Rosário, com o rosto marcado pelo cansaço e pela gravidez que já não disfarçava as rugas precoces, enxugava uma
lágrima furtiva. Seus olhos, fixos na mesa onde Reginaldo, Aninha e o pequeno Teodoro, agora com 8 anos, riam
juntos, eram um espelho de arrependimento. “Poderia ser eu, Rosinha,” desabafou ela, a voz embargada. “O coração
me fez de burra! Burra! Essa paixão pelo Teobaldo é um veneno que eu me viciei em tomar!” Rosinha, com a
paciência de quem já ouvira esse lamento muitas vezes, segurou a mão da amiga. “Rosário, tu ainda é jovem. Teus
meninos precisam de ti. Para com isso de esperar esse homem mudar. Ele não vai. Tu sabe disso.”
Na outra ponta do bar, José Pinheiro, agora com 62 anos, observava a cena com um peso no peito que o tempo só
fizera aumentar. Ele via a filha, mãe de Renato, 8 anos, Cassiano, 6, e Rodrigo, 4, afundada numa paixão cega por
Teobaldo, o mesmo cafajeste que, dez anos depois, continuava sumindo, deixando promessas vazias e um rastro de
mulheres e filhos pelo morro. José tentou, ano após ano, abrir os olhos de Rosário. “Filha, esse homem não presta.
O pai dos teus meninos sou eu! Tu acha justo eu ser o pai dos meus netos?” perguntava ele, a voz carregada de
frustração. Rosário, com um olhar cabisbaixo, sempre respondia: “Ele um dia há de mudar, meu pai, eu sei.” Mas o
silêncio que seguia era a prova de que nem ela acreditava mais nisso.
José se tornara o pilar dos netos. Renato, com os olhos curiosos e o jeito esperto, já ajudava o avô a carregar as
compras do mercado. Cassiano, mais quieto, adorava ouvir as histórias de José sobre o morro antigo. E Rodrigo, o
caçula, era o xodó, sempre pendurado no colo do avô, rindo com suas caretas. Mas, para José, cada risada dos
meninos era um lembrete amargo: ele era a referência que Teobaldo nunca seria. Enquanto isso, Rosário se
desgastava, dividida entre o amor doentio pelo marido e a responsabilidade de criar três filhos sozinha, lecionando
na escola municipal com um salário que mal dava para o básico.

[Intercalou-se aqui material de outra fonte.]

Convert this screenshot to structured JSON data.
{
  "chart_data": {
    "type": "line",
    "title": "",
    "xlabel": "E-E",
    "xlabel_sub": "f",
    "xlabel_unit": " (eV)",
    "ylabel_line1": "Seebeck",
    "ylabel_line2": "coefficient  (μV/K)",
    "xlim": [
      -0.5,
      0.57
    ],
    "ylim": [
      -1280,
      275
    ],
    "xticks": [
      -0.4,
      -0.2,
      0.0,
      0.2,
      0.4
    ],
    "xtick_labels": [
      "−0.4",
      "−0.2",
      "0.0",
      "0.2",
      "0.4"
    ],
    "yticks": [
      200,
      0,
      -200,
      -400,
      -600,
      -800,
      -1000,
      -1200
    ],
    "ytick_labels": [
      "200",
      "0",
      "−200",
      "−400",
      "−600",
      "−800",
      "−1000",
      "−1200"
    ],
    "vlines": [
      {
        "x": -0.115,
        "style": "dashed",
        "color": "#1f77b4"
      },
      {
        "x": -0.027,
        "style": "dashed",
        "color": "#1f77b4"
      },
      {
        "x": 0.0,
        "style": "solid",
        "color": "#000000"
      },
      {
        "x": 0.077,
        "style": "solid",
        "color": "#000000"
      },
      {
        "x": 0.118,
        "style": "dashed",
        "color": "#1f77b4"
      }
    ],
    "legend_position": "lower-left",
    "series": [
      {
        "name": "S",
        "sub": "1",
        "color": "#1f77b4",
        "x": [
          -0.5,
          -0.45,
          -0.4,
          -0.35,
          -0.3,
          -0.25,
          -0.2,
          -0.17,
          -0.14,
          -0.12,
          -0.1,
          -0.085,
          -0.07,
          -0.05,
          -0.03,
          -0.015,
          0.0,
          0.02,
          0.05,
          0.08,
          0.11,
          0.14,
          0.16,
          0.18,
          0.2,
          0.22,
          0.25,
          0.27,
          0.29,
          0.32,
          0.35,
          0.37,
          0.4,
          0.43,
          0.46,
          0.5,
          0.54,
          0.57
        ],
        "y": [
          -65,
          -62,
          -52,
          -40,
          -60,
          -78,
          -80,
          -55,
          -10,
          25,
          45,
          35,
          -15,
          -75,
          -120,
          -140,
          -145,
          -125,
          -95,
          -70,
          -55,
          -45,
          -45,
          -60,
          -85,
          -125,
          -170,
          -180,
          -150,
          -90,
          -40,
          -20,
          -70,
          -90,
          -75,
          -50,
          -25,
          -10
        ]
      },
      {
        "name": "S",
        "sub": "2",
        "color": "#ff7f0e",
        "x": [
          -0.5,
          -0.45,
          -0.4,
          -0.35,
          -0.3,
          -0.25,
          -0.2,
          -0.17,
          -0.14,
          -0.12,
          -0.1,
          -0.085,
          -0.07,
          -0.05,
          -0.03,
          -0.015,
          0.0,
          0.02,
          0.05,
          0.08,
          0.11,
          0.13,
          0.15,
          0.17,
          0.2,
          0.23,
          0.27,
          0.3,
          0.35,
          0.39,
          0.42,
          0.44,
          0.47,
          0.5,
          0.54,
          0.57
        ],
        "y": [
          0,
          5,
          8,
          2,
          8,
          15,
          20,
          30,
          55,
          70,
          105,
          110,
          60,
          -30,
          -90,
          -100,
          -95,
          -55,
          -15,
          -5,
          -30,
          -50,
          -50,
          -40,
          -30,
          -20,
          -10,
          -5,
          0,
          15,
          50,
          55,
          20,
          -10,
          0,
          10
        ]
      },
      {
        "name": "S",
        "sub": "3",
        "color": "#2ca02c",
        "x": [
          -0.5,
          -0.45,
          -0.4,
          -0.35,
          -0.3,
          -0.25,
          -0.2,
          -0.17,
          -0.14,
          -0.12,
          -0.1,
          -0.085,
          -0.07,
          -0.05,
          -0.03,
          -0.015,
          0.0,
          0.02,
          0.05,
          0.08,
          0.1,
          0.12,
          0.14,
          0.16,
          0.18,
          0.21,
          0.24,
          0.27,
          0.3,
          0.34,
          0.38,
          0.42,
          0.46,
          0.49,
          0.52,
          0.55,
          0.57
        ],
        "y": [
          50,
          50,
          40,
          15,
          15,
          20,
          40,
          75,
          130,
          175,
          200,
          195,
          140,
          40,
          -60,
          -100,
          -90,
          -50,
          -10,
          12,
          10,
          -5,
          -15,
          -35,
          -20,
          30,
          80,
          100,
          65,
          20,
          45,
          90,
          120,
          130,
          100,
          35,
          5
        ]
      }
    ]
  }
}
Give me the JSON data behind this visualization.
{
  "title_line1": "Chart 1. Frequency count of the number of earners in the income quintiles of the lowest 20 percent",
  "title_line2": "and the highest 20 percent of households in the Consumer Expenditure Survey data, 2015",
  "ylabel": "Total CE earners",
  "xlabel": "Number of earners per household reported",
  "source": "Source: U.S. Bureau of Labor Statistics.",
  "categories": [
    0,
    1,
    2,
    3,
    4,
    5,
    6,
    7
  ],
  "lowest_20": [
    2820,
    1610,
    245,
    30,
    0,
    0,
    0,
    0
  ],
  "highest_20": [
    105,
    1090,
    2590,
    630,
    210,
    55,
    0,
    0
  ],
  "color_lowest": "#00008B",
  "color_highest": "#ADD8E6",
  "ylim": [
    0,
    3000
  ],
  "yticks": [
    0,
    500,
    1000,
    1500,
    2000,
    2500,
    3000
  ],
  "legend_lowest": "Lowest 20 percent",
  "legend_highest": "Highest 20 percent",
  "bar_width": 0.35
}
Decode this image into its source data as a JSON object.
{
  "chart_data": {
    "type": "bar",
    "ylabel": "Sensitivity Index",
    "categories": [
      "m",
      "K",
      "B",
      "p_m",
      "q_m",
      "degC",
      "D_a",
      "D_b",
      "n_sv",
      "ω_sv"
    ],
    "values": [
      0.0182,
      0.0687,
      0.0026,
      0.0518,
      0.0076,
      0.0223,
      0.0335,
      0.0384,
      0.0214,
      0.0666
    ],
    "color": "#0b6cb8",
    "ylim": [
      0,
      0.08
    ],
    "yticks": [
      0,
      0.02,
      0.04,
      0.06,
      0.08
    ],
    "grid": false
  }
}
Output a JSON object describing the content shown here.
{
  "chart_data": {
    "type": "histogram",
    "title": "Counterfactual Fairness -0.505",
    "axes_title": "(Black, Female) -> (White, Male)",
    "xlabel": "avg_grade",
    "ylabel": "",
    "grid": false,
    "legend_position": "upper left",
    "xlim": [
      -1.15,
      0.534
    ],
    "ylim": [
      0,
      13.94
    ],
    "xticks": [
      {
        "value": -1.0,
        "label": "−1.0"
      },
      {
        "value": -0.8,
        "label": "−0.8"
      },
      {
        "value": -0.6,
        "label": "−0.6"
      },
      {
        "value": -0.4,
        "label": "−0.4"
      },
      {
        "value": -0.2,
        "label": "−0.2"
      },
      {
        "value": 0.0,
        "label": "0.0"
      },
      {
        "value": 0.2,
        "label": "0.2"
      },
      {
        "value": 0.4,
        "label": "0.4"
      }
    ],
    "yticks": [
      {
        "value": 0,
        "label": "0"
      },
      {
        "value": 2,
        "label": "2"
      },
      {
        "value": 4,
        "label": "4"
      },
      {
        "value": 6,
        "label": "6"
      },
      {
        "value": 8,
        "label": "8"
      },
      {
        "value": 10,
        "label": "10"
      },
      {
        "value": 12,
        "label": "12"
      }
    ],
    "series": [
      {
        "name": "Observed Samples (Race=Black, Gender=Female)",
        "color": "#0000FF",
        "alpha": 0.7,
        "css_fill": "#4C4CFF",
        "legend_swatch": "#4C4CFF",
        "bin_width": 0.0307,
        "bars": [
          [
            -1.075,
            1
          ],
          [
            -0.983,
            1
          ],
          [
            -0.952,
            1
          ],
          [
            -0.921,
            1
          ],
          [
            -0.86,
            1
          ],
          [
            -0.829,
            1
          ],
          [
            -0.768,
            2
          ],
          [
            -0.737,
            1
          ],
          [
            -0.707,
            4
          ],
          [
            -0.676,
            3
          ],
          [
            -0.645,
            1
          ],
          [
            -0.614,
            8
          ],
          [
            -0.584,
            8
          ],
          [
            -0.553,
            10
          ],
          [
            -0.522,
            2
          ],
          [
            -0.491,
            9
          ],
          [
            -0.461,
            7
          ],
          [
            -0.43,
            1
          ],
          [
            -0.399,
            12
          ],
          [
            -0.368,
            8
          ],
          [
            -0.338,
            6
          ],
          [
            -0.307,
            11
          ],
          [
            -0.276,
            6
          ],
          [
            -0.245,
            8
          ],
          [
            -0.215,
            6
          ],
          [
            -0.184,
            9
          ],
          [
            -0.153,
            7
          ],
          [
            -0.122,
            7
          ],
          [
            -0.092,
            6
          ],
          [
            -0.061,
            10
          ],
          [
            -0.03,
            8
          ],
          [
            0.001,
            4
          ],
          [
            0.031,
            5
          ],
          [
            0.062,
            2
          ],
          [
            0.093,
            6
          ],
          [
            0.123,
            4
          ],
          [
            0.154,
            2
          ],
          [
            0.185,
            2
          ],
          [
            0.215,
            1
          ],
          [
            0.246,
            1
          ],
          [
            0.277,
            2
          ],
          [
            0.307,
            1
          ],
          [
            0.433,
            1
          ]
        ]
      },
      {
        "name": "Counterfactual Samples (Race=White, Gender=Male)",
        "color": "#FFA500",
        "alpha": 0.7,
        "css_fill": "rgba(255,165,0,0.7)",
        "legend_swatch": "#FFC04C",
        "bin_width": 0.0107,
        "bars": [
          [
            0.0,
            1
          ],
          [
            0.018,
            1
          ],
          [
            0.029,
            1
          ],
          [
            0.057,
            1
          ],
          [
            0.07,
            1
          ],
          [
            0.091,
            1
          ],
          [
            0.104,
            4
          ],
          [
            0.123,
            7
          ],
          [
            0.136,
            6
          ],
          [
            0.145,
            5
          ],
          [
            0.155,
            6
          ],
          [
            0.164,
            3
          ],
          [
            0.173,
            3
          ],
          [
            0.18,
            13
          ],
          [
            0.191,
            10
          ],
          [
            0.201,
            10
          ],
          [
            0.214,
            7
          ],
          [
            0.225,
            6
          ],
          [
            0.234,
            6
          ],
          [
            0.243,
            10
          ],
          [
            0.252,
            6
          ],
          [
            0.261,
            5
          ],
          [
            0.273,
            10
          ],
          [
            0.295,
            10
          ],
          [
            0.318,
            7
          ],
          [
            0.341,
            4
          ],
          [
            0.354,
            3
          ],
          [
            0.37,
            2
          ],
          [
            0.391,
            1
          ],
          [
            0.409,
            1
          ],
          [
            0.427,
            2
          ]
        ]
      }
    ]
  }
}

No bar, a festa continuava, mas com tons diferentes para cada um. Reginaldo, aos 34 anos, era a imagem do
homem realizado. Mestre de obras em Niterói, com uma casa sólida e uma família que o enchia de orgulho, ele
conversava com Aninha, agora chamada carinhosamente de Heleninha por todos no morro. Teodoro, com seu
uniforme da escola e um sorriso travesso, corria entre as mesas, brincando com Antenor Risadinha, que, mesmo
mais velho, ainda tentava animar a roda com piadas. Reginaldo, ao ver Rosário do outro lado do bar, não sentia
mais raiva. A mágoa de outrora dera lugar a uma pena silenciosa. Ele sabia que a vida dela era o resultado das
escolhas que fez, e os versos de “Autonomia” pareciam dizer tudo: “Se eu pudesse, gritaria, amor / Não vou, não
quero”. Ele escolhera não se prender ao passado, e ali, com Aninha e Teodoro, encontrara sua liberdade.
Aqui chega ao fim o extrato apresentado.